I'm so selfish it kills me at times. I think I get so stuck on how this process has the potential to hurt ME that I forget that there is another woman with a mother's heart for Dora who has the potential to be hurt. Today her mom was a no-show. The social worker said that she was told she was on the bus on her way and then came out five minutes later saying that she was on her way to a funeral. I'm taking her word for it but she also said she wasn't going to tell me so I just think it's weird. I should be thrilled that mom didn't show up because it goes in our favor, but the social worker we were meeting brought up something that has haunted me from our last visit. When we were saying our good-byes I was flustered because Dora was crying when she was coming to me and said something really thoughtless and it's bugged me ever since. I said "she does this with everyone." It may be the truth, but it was the wrong thing to say at the wrong time and I hurt her mom. The social worker said that she saw mom's face fall and that she helped diffuse the situation but I was in tears as she was telling me. I already felt bad, but now I feel REALLY bad!

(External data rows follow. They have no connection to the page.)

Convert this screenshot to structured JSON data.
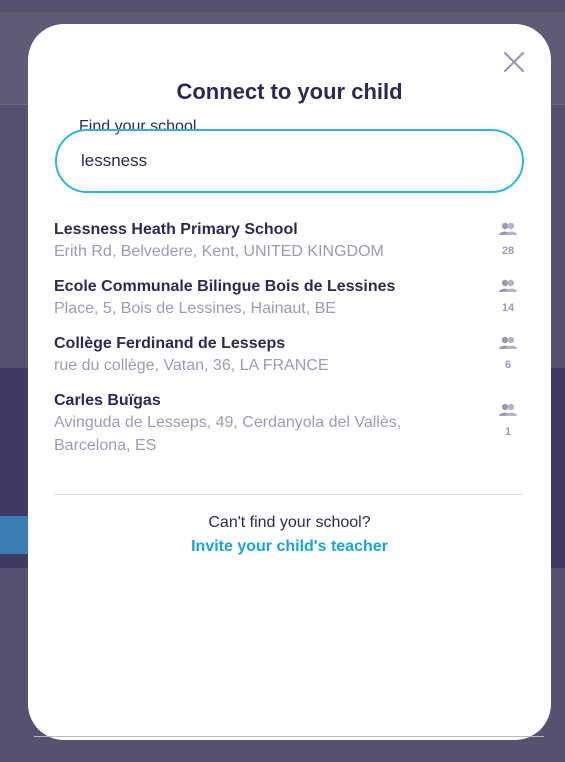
{
  "modal": {
    "title": "Connect to your child",
    "close_icon": "close-icon",
    "field_label": "Find your school",
    "search_value": "lessness"
  },
  "results": [
    {
      "name": "Lessness Heath Primary School",
      "address": "Erith Rd, Belvedere, Kent, UNITED KINGDOM",
      "count": "28",
      "icon": "people-icon"
    },
    {
      "name": "Ecole Communale Bilingue Bois de Lessines",
      "address": "Place, 5, Bois de Lessines, Hainaut, BE",
      "count": "14",
      "icon": "people-icon"
    },
    {
      "name": "Collège Ferdinand de Lesseps",
      "address": "rue du collège, Vatan, 36, LA FRANCE",
      "count": "6",
      "icon": "people-icon"
    },
    {
      "name": "Carles Buïgas",
      "address": "Avinguda de Lesseps, 49, Cerdanyola del Vallès, Barcelona, ES",
      "count": "1",
      "icon": "people-icon"
    }
  ],
  "footer": {
    "cant_find": "Can't find your school?",
    "invite_link": "Invite your child's teacher"
  },
  "colors": {
    "accent": "#2eb6e0",
    "link": "#1aa3d8",
    "title_text": "#2c2a50",
    "muted_text": "#9d9bb2",
    "overlay": "#54526e"
  }
}
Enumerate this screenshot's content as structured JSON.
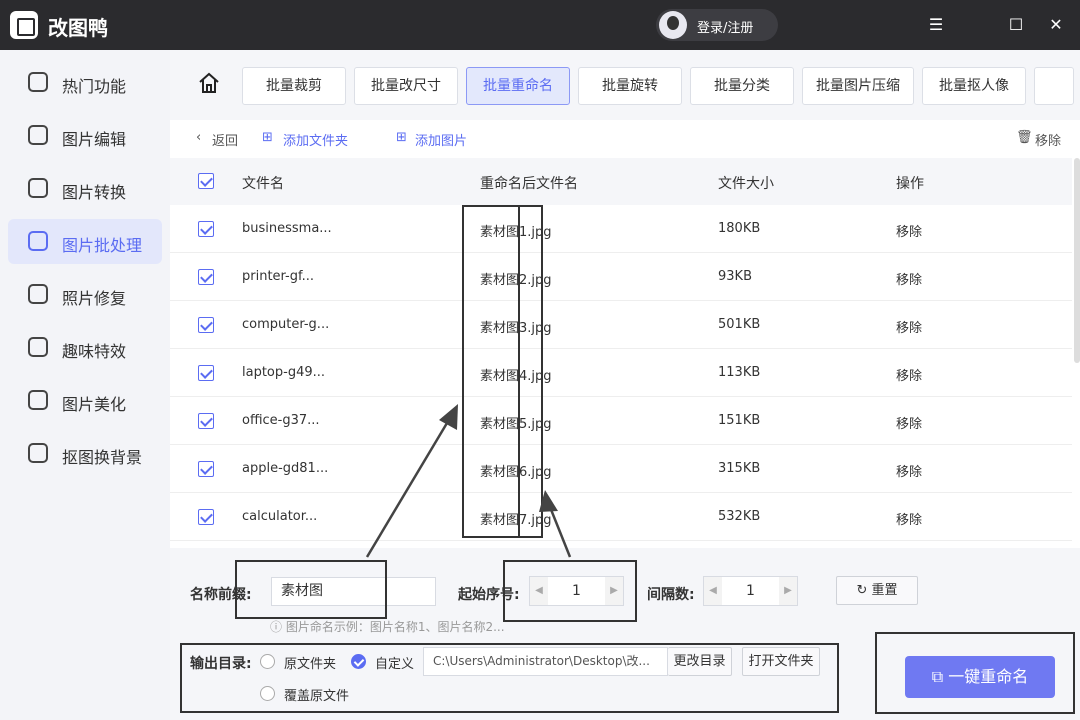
{
  "app": {
    "name": "改图鸭",
    "login": "登录/注册"
  },
  "window": {
    "minimize": "☰",
    "maximize": "☐",
    "close": "✕"
  },
  "sidebar": {
    "items": [
      {
        "label": "热门功能"
      },
      {
        "label": "图片编辑"
      },
      {
        "label": "图片转换"
      },
      {
        "label": "图片批处理"
      },
      {
        "label": "照片修复"
      },
      {
        "label": "趣味特效"
      },
      {
        "label": "图片美化"
      },
      {
        "label": "抠图换背景"
      }
    ]
  },
  "toolbar": {
    "tabs": [
      "批量裁剪",
      "批量改尺寸",
      "批量重命名",
      "批量旋转",
      "批量分类",
      "批量图片压缩",
      "批量抠人像"
    ]
  },
  "actions": {
    "back": "返回",
    "add_folder": "添加文件夹",
    "add_image": "添加图片",
    "remove": "移除"
  },
  "table": {
    "headers": [
      "文件名",
      "重命名后文件名",
      "文件大小",
      "操作"
    ],
    "rows": [
      {
        "name": "businessma...",
        "renamed": "素材图1.jpg",
        "size": "180KB",
        "op": "移除"
      },
      {
        "name": "printer-gf...",
        "renamed": "素材图2.jpg",
        "size": "93KB",
        "op": "移除"
      },
      {
        "name": "computer-g...",
        "renamed": "素材图3.jpg",
        "size": "501KB",
        "op": "移除"
      },
      {
        "name": "laptop-g49...",
        "renamed": "素材图4.jpg",
        "size": "113KB",
        "op": "移除"
      },
      {
        "name": "office-g37...",
        "renamed": "素材图5.jpg",
        "size": "151KB",
        "op": "移除"
      },
      {
        "name": "apple-gd81...",
        "renamed": "素材图6.jpg",
        "size": "315KB",
        "op": "移除"
      },
      {
        "name": "calculator...",
        "renamed": "素材图7.jpg",
        "size": "532KB",
        "op": "移除"
      }
    ]
  },
  "settings": {
    "prefix_label": "名称前缀:",
    "prefix_value": "素材图",
    "start_label": "起始序号:",
    "start_value": "1",
    "interval_label": "间隔数:",
    "interval_value": "1",
    "reset": "重置",
    "hint": "ⓘ 图片命名示例：图片名称1、图片名称2...",
    "output_label": "输出目录:",
    "opt_original": "原文件夹",
    "opt_custom": "自定义",
    "path": "C:\\Users\\Administrator\\Desktop\\改...",
    "change_dir": "更改目录",
    "open_folder": "打开文件夹",
    "overwrite": "覆盖原文件",
    "rename_all": "一键重命名"
  }
}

I'm so thankful that God can use even my imperfections because my hope is that He'll use my carelessness for good in our relationship as I seek her forgiveness when we see her in two weeks.


I so desperately want to build our relationship so that she can feel comfortable with us enough to possibly choose our family for Dora. Based on what the social worker said she sees how her daughter is "absolutely thriving" in our home and I guess she said "thank you for taking such good care of my little girl" but I didn't hear her in my embarrassment at my careless response to Dora's crying. I felt that same vibe from her throughout our last visit so I really hope that I can rebuild next visit.


The next visit is a week before Dora's birthday so I'm going to bring in a party so that we can celebrate with her. I want her to feel like she is important in Dora's life and also want her to see a glimpse of what life would be like if we adopted Dora. So I'm going to go out and get some party stuff, some presents and make cupcakes (even though it will kill me since we get back from camping the day before!) and bring a candle. I toyed with the idea of inviting her to Dora's birthday party but I'm just not there yet. Baby steps! We barely know each other! I had these plans prior to today, but I hope that this will help rebuild any damage my foolishness caused.


Thank you for your continued prayers. I'm realizing that I need to hold Dora a little more lightly than I have been. I've been holding on pretty hard thinking I could somehow control the situation when what I need to be doing is trusting God's plan for all of us. I struggled with that with Cinderella's adoption too. I waged a HUGE internal battle during her gestation and here it is again. Please be lifting me up in prayer! I want you to know that I can feel your prayers in my ability to cope with the situation. They help me find peace when my insides are a war zone. I can see them as Dora improves leaps and bounds every week. I can see them in my attitude as I parent a child who already knows how to push my buttons and I can see them as I am able to love this child who has only been in my home two and a half months with the same love that I love Cinderella whom I forget is not flesh of my flesh or bone of my bone. I couldn't possibly love either one more had she grown inside of me! Thank you from the bottom of my heart!